Yankhoba Diattara s’engage en politique aux côtés d’Idrissa Seck, futur fondateur du parti Rewmi. Il exerce les fonctions de délégué de signature à la mairie de Thiès entre 2009 et 2014 dont il devient le premier vice-président du conseil départemental[2],[3].
De 2020 à 2022, il est nommé ministre de l’Économie numérique et des Télécommunications du Sénégal[4]. À ce poste, il met en œuvre la stratégie Sénégal Numérique 2025 avec pour ambition de créer 105 000 emplois dans le secteur[5],[6].
Il conduit plusieurs projets structurants, parmi lesquels le projet pilote Diamniadio Smart City, conçu pour renforcer l’écosystème numérique et créer des milliers d’emplois directs et indirects[7]. Dans la même dynamique, il met en place le programme des kiosques multiservices dans les 45 départements du pays.

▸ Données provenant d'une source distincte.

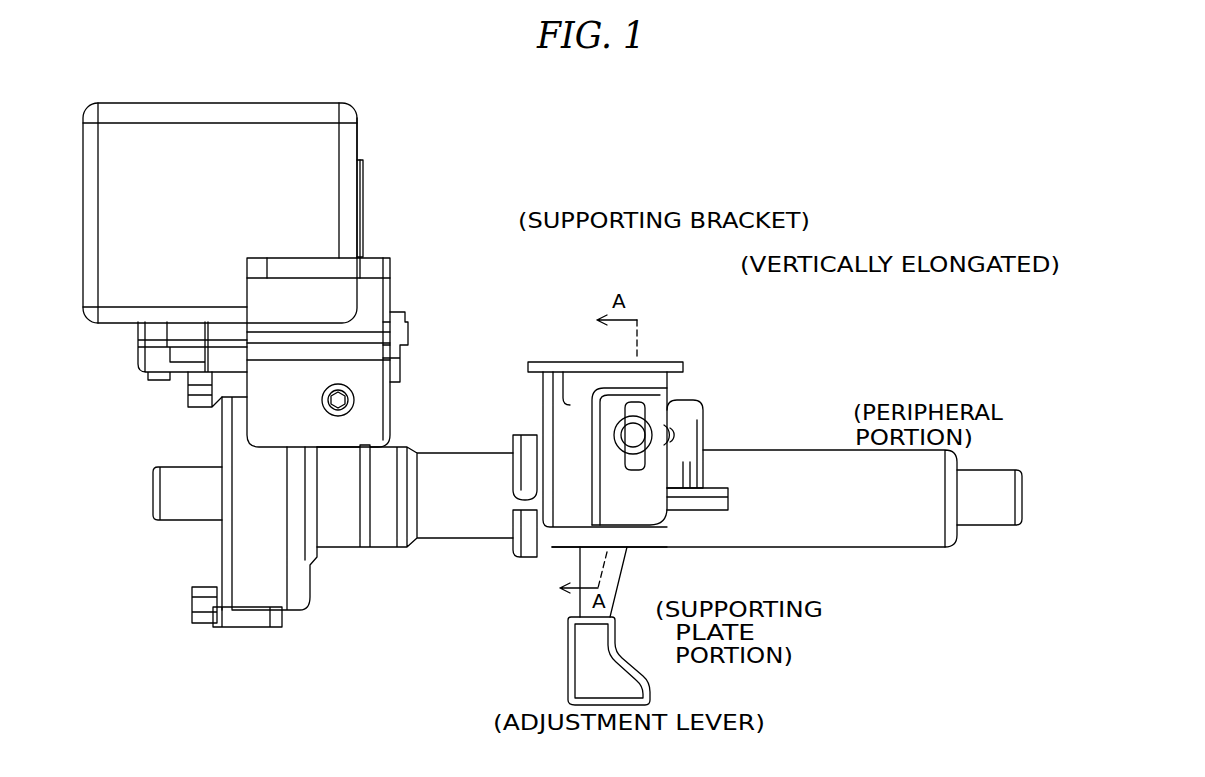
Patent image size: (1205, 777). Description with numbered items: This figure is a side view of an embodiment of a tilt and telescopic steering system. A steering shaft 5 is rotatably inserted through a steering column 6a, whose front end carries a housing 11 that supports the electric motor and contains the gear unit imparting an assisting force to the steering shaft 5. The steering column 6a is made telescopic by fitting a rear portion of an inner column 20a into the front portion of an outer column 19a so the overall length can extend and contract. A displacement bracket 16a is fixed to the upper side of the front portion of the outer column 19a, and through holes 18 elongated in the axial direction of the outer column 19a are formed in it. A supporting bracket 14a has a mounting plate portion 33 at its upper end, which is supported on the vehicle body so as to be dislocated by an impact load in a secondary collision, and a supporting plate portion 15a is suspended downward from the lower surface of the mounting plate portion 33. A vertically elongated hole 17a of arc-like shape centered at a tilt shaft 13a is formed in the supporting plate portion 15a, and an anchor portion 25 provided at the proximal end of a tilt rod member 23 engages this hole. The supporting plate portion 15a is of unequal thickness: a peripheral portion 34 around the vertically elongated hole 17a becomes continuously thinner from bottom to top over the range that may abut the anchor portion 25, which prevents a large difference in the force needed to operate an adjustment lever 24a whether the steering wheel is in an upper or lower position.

The steering shaft 5 is at (980, 487).
The steering column 6a is at (862, 550).
The housing 11 is at (258, 547).
The tilt shaft 13a is at (340, 396).
The supporting bracket 14a is at (599, 396).
The supporting plate portion 15a is at (650, 510).
The displacement bracket 16a is at (825, 451).
The vertically elongated hole 17a is at (640, 402).
The through hole 18 is at (688, 440).
The outer column 19a is at (863, 533).
The inner column 20a is at (467, 523).
The tilt rod member 23 is at (630, 438).
The adjustment lever 24a is at (595, 683).
The anchor portion 25 is at (646, 430).
The mounting plate portion 33 is at (645, 362).
The peripheral portion 34 is at (647, 457).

Ce dispositif vise la création de 100 000 emplois numériques et l’installation d’espaces de formation et d’incubation, appelés Espaces Sénégal Services, en lien avec le projet Smart Sénégal[8].
Pour soutenir l’innovation et les startups, il annonce lors du Salon des startups Afritech organisée par le Mouvement des entreprises du Sénégal, la mobilisation de 100 milliards de F CFA dans le cadre de la Startup sénégalaise Act qui fait du Sénégal le deuxième pays africain, après la Tunisie, ayant mis en place un cadre législatif, incitatif et favorable à l’accélération de la mise en place d’entreprises innovantes et à forte croissance[9].

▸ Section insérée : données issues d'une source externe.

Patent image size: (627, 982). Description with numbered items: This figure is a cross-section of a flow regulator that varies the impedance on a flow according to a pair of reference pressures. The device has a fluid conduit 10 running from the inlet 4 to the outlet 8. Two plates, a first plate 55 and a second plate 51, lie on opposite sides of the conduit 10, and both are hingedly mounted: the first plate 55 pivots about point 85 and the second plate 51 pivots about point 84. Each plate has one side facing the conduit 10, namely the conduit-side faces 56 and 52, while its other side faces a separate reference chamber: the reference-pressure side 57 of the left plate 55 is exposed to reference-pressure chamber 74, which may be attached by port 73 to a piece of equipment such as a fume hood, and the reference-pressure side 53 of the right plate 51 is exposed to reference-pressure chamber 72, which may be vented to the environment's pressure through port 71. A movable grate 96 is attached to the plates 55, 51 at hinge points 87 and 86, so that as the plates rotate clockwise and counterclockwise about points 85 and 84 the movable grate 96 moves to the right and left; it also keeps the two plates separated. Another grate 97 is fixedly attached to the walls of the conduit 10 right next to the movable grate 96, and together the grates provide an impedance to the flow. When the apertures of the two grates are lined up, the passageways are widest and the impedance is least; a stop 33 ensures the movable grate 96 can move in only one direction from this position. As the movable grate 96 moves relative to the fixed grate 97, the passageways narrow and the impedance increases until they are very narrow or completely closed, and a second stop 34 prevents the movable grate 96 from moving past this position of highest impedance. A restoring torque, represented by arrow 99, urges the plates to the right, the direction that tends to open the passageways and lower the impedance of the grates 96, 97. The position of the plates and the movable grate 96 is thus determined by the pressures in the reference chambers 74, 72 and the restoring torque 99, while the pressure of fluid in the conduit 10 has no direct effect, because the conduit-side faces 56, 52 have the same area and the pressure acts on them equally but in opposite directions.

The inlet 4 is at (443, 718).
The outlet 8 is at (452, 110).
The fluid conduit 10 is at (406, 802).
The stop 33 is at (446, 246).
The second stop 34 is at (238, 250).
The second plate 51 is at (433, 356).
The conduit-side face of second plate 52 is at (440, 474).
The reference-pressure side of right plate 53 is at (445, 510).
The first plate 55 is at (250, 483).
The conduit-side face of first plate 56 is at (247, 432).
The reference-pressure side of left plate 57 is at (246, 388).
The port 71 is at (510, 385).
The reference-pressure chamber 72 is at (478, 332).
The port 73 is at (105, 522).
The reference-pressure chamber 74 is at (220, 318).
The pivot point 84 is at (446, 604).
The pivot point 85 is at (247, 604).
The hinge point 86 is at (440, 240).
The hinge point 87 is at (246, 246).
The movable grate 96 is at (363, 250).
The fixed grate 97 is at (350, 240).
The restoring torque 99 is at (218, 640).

Il suit également de près les activités de l’agence de l’informatique de l’État qui conduit des projets de digitalisation de l’administration, notamment le projet Villes Sûres[4].
Sur le plan réglementaire, il insiste sur le renforcement du cadre juridique du numérique, notamment par l’actualisation des textes relatifs aux transactions électroniques, à la cybercriminalité et à la protection des données personnelles[10].
Il supervise la mise en œuvre de projets structurants de la stratégie nationale, tels que le parc de technologie numérique (PTN), la politique nationale de cybersécurité et le développement d’applications locales, en soulignant le rôle central du numérique comme levier de transformation économique et sociale du Sénégal[11].
Le ministre Diattara met également l’accent sur la nécessité de renforcer la régulation du secteur des télécommunications. Il rappelle aux opérateurs, tels que Sonatel, l’importance de respecter leurs engagements en matière de qualité de service et de tarifs, soulignant que le gouvernement attend des efforts accrus pour améliorer la couverture réseau et réduire les coûts pour les consommateurs[12].
En septembre 2022, il devient ministre des Sports, succédant à Matar Bâ[13],[14]. À son arrivée à la tête de ce ministère, il déclare qu’il s’emploie, en collaboration avec les fédérations sportives, à faire progresser le sport au Sénégal[15]et s’implique dans la préparation de compétitions majeures, telles que la Coupe du Monde de football 2022[16] et l’organisation de la Coupe d’Afrique des Nations 2025, après que la Confédération africaine de football (CAF) retire la compétition à la Guinée[17]. Il apporte également un soutien financier aux clubs lors de la préparation de la Basketball Africa League (BAL) en 2023, où il remet une enveloppe de 15 millions de FCFA à l’AS Douanes[18].
En 2023, à la faveur du remaniement ministériel, Yankhoba Diattara quitte le ministère des Sports et est remplacé par Lat Diop, qui prend la relève à la tête de ce ministère[19],[20].